Po kilku latach od ukończenia tej szkoły moge szczerze powiedzieć, że spędziłam tam najgorsze lata swojego życia, nie mam nawet jednego pozytywnego wspomnienia. Bardzo podobal mi sie sposób nauczania pewnych nauczycieli, między innymi mojej ulubionej Pani Gurdy, opieka pedagogiczna w tej szkole byla dnem, dyrektorstwo też ssie (bardzo), towarzystwo rówieśników tragedia. Budynek tak stary jak dyrektor, bez renowacji, mimo że to jedna z nielicznych szkol lotniczych w Polsce. Dyrektor seksista, bez skrupułów wyzywa i obraża uczniów i nauczycieli, koleżankę z klasy dwa razy doprowadził do płaczu.
Tragiczna szkoła, zdecydowanie odradzam pójścia do niej.

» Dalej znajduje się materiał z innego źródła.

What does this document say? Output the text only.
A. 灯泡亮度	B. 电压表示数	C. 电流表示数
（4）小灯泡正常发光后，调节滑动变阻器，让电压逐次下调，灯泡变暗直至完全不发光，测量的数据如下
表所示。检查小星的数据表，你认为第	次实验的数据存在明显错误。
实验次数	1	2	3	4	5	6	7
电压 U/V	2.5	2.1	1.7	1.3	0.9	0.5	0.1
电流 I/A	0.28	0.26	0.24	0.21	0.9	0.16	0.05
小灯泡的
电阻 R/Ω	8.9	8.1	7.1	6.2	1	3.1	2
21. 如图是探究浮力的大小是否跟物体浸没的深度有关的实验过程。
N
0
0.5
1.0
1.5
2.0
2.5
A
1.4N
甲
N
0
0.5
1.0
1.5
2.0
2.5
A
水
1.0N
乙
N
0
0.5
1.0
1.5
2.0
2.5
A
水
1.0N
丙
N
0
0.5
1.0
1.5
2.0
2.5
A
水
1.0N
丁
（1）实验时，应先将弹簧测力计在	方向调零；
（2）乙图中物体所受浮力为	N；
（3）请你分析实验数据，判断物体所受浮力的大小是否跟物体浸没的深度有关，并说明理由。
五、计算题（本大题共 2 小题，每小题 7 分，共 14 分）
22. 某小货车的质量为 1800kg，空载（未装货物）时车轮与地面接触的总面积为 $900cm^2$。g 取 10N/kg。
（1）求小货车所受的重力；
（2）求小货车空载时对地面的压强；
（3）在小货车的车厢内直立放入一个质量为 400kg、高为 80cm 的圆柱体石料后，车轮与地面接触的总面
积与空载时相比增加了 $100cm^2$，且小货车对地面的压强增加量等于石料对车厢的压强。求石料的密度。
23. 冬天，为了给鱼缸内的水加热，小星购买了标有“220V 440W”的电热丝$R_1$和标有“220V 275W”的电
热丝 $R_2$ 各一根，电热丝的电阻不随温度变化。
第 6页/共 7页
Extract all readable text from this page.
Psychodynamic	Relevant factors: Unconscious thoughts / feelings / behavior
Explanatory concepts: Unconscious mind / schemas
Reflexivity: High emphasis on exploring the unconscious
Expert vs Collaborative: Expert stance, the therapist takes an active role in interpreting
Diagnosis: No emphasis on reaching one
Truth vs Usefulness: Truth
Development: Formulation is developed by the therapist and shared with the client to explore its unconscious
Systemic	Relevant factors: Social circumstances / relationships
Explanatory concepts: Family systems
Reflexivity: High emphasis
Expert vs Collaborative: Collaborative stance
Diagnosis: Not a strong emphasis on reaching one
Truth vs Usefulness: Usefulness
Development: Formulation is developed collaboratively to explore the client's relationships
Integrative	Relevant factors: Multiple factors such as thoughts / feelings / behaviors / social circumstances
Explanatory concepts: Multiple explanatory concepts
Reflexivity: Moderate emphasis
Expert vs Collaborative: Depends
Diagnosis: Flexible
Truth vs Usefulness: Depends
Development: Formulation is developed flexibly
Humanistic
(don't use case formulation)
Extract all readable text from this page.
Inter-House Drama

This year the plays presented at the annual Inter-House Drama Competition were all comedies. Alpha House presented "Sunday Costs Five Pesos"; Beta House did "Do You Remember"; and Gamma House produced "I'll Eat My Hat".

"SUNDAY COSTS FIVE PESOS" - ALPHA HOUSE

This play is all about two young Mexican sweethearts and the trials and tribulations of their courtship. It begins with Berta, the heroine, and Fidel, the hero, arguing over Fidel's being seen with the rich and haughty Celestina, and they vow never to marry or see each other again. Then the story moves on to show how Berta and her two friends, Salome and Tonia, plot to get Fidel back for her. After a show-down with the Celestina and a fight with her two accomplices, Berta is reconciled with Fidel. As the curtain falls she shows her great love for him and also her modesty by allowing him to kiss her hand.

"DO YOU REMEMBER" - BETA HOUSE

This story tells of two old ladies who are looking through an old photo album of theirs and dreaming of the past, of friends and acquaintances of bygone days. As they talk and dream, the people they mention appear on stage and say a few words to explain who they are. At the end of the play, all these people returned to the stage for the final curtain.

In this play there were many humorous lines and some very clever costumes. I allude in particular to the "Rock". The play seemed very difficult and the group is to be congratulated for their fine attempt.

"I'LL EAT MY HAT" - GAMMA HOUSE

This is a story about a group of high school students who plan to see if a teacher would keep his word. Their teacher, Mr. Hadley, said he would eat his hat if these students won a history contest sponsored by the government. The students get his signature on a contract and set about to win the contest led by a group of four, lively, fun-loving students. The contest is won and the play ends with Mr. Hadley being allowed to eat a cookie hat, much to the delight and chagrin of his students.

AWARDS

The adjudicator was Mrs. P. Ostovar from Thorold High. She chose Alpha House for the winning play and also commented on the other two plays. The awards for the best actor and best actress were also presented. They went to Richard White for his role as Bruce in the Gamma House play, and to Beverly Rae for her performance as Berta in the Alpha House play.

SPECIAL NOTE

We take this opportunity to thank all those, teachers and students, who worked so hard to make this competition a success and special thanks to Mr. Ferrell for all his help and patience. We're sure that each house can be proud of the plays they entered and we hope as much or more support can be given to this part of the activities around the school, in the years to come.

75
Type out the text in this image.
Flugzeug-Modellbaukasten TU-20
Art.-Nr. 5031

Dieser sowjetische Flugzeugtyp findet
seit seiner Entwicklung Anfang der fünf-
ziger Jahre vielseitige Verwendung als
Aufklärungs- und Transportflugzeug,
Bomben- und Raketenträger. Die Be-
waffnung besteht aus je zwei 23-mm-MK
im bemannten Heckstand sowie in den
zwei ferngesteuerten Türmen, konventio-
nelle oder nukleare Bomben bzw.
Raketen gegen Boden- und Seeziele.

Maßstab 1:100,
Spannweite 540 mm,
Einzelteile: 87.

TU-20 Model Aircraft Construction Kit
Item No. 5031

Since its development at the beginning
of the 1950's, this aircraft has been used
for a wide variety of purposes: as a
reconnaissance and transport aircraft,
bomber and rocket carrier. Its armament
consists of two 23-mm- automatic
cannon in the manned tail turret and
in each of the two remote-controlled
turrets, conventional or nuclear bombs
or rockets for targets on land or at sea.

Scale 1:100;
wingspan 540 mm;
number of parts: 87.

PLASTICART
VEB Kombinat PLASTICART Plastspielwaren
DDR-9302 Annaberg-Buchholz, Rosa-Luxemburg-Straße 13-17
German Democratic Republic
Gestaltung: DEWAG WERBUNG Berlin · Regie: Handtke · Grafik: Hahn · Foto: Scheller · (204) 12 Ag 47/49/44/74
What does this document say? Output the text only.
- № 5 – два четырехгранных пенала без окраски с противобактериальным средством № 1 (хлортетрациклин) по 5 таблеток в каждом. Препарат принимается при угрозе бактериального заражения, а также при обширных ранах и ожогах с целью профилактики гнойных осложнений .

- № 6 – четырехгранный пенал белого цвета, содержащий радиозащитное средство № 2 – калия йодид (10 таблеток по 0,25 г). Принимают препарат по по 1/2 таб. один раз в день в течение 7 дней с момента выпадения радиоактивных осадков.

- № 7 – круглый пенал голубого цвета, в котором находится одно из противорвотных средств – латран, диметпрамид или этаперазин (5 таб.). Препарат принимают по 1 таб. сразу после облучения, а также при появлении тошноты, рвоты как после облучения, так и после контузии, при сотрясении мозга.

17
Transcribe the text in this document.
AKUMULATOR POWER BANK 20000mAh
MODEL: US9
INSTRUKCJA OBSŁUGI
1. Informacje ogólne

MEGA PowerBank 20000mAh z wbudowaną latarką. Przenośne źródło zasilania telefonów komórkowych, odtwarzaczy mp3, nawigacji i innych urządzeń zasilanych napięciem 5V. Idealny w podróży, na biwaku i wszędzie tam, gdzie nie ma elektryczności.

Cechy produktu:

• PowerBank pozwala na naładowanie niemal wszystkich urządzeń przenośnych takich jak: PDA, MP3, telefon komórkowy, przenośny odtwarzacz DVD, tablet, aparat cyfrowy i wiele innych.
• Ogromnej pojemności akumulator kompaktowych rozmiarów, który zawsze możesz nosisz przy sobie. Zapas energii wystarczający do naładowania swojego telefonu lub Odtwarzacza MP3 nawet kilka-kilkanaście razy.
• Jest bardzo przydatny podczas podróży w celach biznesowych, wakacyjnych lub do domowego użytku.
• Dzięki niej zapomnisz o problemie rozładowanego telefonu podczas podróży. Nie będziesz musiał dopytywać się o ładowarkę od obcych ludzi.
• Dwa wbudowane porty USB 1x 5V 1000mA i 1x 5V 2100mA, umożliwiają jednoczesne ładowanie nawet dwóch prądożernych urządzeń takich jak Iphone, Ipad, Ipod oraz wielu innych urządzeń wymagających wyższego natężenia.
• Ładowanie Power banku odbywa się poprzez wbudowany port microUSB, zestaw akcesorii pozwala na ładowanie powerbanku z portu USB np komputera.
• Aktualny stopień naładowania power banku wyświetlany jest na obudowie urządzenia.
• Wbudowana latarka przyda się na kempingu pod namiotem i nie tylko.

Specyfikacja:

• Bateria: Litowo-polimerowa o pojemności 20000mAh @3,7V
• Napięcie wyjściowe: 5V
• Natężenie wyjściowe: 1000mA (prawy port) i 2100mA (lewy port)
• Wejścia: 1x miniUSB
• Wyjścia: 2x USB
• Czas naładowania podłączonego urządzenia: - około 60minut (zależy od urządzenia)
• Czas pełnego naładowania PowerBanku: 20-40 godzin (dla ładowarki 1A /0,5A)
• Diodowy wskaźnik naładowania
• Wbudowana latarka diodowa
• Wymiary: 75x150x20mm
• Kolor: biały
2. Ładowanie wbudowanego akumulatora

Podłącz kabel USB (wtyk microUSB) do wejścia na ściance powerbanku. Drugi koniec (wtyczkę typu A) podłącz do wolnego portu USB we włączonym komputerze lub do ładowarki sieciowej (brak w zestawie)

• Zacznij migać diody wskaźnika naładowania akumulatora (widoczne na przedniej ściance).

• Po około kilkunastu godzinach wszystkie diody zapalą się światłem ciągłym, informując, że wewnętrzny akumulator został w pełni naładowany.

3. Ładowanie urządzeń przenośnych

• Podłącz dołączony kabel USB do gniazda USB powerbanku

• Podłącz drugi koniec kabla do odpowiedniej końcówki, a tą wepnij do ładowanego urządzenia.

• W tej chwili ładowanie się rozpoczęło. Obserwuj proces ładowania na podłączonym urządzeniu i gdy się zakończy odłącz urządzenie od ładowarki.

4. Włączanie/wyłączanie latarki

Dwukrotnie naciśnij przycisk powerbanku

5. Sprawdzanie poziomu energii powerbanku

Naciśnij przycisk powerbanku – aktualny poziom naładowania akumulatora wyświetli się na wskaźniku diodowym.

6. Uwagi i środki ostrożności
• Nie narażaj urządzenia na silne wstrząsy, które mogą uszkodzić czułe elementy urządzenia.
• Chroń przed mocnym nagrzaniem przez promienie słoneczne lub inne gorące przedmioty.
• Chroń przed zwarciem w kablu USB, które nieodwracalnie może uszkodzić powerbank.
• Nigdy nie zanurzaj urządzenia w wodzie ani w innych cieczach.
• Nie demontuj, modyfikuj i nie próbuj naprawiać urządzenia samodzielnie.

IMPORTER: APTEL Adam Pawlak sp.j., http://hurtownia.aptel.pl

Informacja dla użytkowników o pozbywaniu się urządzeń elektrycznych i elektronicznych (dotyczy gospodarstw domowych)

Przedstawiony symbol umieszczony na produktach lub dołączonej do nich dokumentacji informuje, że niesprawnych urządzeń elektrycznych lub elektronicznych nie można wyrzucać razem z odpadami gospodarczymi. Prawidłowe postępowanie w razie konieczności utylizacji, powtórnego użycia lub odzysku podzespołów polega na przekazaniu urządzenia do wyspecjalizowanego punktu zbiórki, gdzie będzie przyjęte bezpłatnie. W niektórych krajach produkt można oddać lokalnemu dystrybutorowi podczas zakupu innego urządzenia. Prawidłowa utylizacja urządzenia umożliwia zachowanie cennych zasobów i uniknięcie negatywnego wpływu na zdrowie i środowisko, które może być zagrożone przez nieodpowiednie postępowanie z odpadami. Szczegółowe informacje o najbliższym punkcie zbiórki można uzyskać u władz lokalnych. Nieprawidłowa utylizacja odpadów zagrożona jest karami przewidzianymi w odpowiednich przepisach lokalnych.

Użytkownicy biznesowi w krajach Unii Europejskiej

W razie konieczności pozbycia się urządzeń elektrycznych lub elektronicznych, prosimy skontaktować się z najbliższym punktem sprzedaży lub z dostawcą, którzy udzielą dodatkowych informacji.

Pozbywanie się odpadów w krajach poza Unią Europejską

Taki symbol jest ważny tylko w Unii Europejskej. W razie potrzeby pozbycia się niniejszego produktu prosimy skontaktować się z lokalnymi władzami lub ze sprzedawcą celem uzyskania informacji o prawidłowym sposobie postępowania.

Skandal goni skandal. Certyfikatu EASA szkoła nie ma od 2011 roku chociaż nadal się nim reklamuje. Z 17 modułów przez Urząd Lotnictwa Cywilnego nie uznawany jest żaden, czasami w porywach do 1. Wyzywanie uczniów przez nauczycieli to codzienność. To, że nauczyciel nazywa Cię ,,kut***m,, ,,ch**em,, to coś do czego się przyzwyczaisz. Dyrektor porównuje tę szkołę do Harvardu, a prawda jest taka że to zawodówka najniższej klasy w której stracisz dodatkowy rok życia w stosunku do liceum, kupę pieniędzy na korepetycje, bo nauczyciele nic nie uczą. (Czasami nawet nie mówią po Polsku). Skończyłem te szkołę w tym roku. Nie wyniosłem z niej żadnej konkretnej wiedzy Lotniczej, zdałem wszystkie egzaminy, ale nie daje to żadnego lepszego startu w karierze lotniczej. Tak samo jakbym z ulicy poszedł pracować na lotnisku. Ta szkoła jest najgorszym wyborem w moim życiu i zdecydowanie każdemu odradzam.
Nie polecam bardzo tej szkoły. Pewnego razu, gdy wchodziłem do niej z moim chłopakiem Maćkiem, zobaczyłem jakiegoś czarnoksiężnika, rzucającego na nas urok. Na szczęście uratowała mnie moja przyjaciółka Barbara.